Wednesday, October 30, 2024

Pumpkin Curry Soup

Simmer simmer and a glimmer of dinner.   This was a right tasty bowl of soup and so VERY STUPID EASY to complete.  The lovely Mrs and I ate every last drop and stopped short of licking our bowls clean.  Very satisfying and warms the soul.  The kid wasn't a fan, but he doesn't like soup in general so its his loss.

I use a "Madras Curry" but you can use your favorite.  Madras Curry powder is much warmer than regular curry powder so add a half teaspoon at a time to taste to keep from blowing your taste buds off your tongue.  Seriously, its worth the try just add to taste incrementally.

You can use canned pumpkin, but its so easy to carve up and roast one then puree ahead of time.  "Canned" properly home roasted pumpkin that you puree will keep 3 months in the fridge easy.  (recipe will follow in a future blog post.

This is so close to vegan that you can twist things up and use veggie broth and voila its vegan.  Something I reserve for Meatless Mondays around here, but today was Wednesday so I used chicken broth.

Pumpkin Curry Soup
Ingredients

  • 2 1/2 c  roasted pumpkin puree
  • 1 14 3/4 ounce can low sodium chicken broth
  • 1/2 white onion diced
  • 2 cloves of garlic minced
  • 1 - 2 1/2 t curry powder (to taste)
  • salt to taste
Garnish
  • fried jalapeno chips
  • sour cream
  • herbed croutons
Method

Place onions in a sauce pan with a scant T olive oil and sauté until translucent.  Add garlic and cook one minute until fragrant.  Pour half can of broth into a blender cup and add whiz up until no chunks remain.

Return onion puree to sauce pan, add pumpkin and remaining broth.  Bring to boil and reduce to simmer.  Add curry powder incrementally starting at 1 teaspoon  adding  1/2 teaspoon at a time tasting until you get the desired spiciness and heat.  Test for seasoning, add salt as needed.   Simmer 30 minutes until it is a consistency you like and flavors are developed.

Remove from heat and serve with garnishes.




Wednesday, October 2, 2024

Cherry Pistachio Cheesecake

 

A little slice of heaven.

This was a stumble across in an old recipe box.  I have vague memories of it as a kid in the 60s so we know its at least that old.  In looking at the recipe I saw it was ripe for updating.  Pistachios sprinkled across the top, but none in the crust?  Cherry's taste more cherry like with almond extract but none in the recipe?  No salt anywhere why?  

So I looked at everything and went about updating this recipe for the new century.  It was all to amp up flavor and texture.  It was a huge hit at the dinner party the other night.

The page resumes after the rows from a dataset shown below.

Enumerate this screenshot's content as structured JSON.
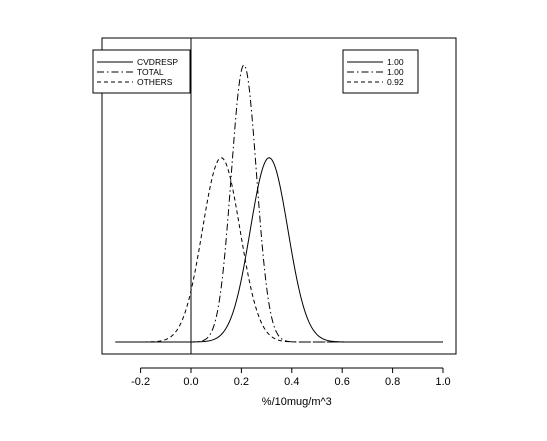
{
  "chart_data": {
    "type": "line",
    "title": "",
    "xlabel": "%/10mug/m^3",
    "ylabel": "",
    "xlim": [
      -0.35,
      1.05
    ],
    "x_ticks": [
      -0.2,
      0.0,
      0.2,
      0.4,
      0.6,
      0.8,
      1.0
    ],
    "x_tick_labels": [
      "-0.2",
      "0.0",
      "0.2",
      "0.4",
      "0.6",
      "0.8",
      "1.0"
    ],
    "y_axis_visible": false,
    "vertical_reference_line_x": 0.0,
    "grid": false,
    "x_range_drawn": [
      -0.3,
      1.0
    ],
    "series": [
      {
        "name": "CVDRESP",
        "line_style": "solid",
        "mean": 0.31,
        "sd": 0.075,
        "peak_density": 5.3
      },
      {
        "name": "TOTAL",
        "line_style": "dashdot",
        "mean": 0.21,
        "sd": 0.05,
        "peak_density": 7.97
      },
      {
        "name": "OTHERS",
        "line_style": "dashed",
        "mean": 0.12,
        "sd": 0.075,
        "peak_density": 5.3
      }
    ],
    "legend_left": {
      "placement": "top-left",
      "entries": [
        {
          "label": "CVDRESP",
          "line_style": "solid"
        },
        {
          "label": "TOTAL",
          "line_style": "dashdot"
        },
        {
          "label": "OTHERS",
          "line_style": "dashed"
        }
      ]
    },
    "legend_right": {
      "placement": "top-right",
      "entries": [
        {
          "label": "1.00",
          "line_style": "solid"
        },
        {
          "label": "1.00",
          "line_style": "dashdot"
        },
        {
          "label": "0.92",
          "line_style": "dashed"
        }
      ]
    }
  }
}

Cherry Pistachio Cheesecake
Crust
  • 1 1/2 c graham cracker crumbs
  • 1 stick unsalted butter, melted
  • 1/4c finely ground pistachio
  • pinch of salt
Filling
  • 16 oz cream cheese
  • 1 c sugar
  • 1/2 t vanilla
  • 1/2 t almond extract
  • 1/8 t salt
  • 3 eggs
  • 1 cup sour cream
  • 1 1/2 c cherry pie
  • 1/2 coarse chopped pistachio

Preheat oven to 325F.  Line 9 X 13" baking pan with parchment paper.

Combine graham cracker crumbs with ground pistachio and a pinch of salt.  Toss lightly to blend the mixture slightly.  Add melted butter and toss until the crumb mixture is evenly wet.  Gently press mixture into the prepared pan.

In mixing bowl add cream cheese, sugar, salt, vanilla and almond extract.  Beat at medium speed until fluffy and well mixed. (about 5 minutes).  Add eggs one at a time and beat in until well mixed.  Scrape down the sides as needed while beating mixture.  Reduce speed and add sour cream and mix until just blended.   Pour over the prepared crumb base.

Add cherry pie filling by spoonful over the filling keeping them 1-2" apart.  With table knife swirl cherry pie filling around the filling until nicely marbleized.  Sprinkle chopped pistachio evenly over filling.

Place baking pan on a sheet tray and pop into the preheated oven.  Bake 50-60 minutes until the filling is just starting to brown.  Test center with toothpick to make sure its set.  The mixture will be jiggly and will set as it cools.

Cool on counter to room temperature then refrigerate at least 2 hours before serving.   

TIP: Make sure all filling ingredients are at room temperature.  If they aren't its a booger to get it all blended evenly.  I usually set all the ingredients out overnight to ensure they are equal temperature.